Conjugar reflexiones sobre la historia del libro como las de Darnton (1990), sobre la historiografía colonial como las de Fernández Sotelo (1998) y sobre la lectura como Prat Serdeño (2003), por citar ejemplos relacionados, nos permiten asegurar una construcción más sólida para el conocimiento de las bibliotecas novohispanas. Tenemos la certeza de que una gran parte de la información recuperada de los archivos históricos y la que todavía está pendiente, hace mención de ciertos libros en un período determinado. La cuestión es si podemos relacionar de manera más directa esos datos históricos con los libros que ahora conservamos. Es una tarea difícil, pero no imposible. En definitiva, se trata de un proyecto que debe definirse a largo plazo, en forma interdisciplinaria e interinstitucional, y con la permanente preocupación de transmitir la estafeta a las nuevas generaciones.

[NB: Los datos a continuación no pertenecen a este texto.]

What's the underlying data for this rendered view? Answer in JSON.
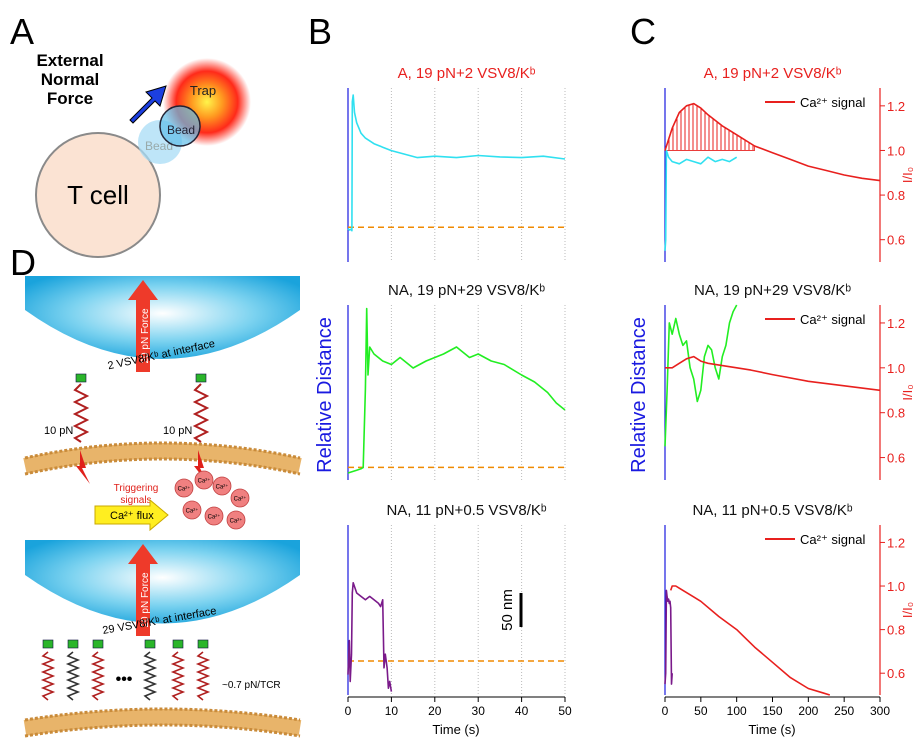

En otros países, el conocimiento histórico puede recuperar un impreso antiguo con los datos básicos para su identificación (autor, título y pie de imprenta), porque existe una custodia y registro de la fuente original, acorde con su valor cultural y patrimonial, que técnicamente garantiza la recuperación del objeto original sin mayores problemas. A diferencia de esto, nosotros todavía no hemos considerado la conveniencia de identificar e informar donde se custodia la fuente histórica empleada en la investigación. Es indudable que debemos revisar las fuentes sobre las que se apoyan los trabajos de investigación dedicados a libros y bibliotecas novohispanos, para determinar el impacto que adquiere el libro antiguo en este tipo de conocimiento. Esto también nos conduciría al análisis de las metodologías de registro bibliográfico de los libros que empleamos, para dar una oportunidad a la bibliografía como parte de la historia cultural.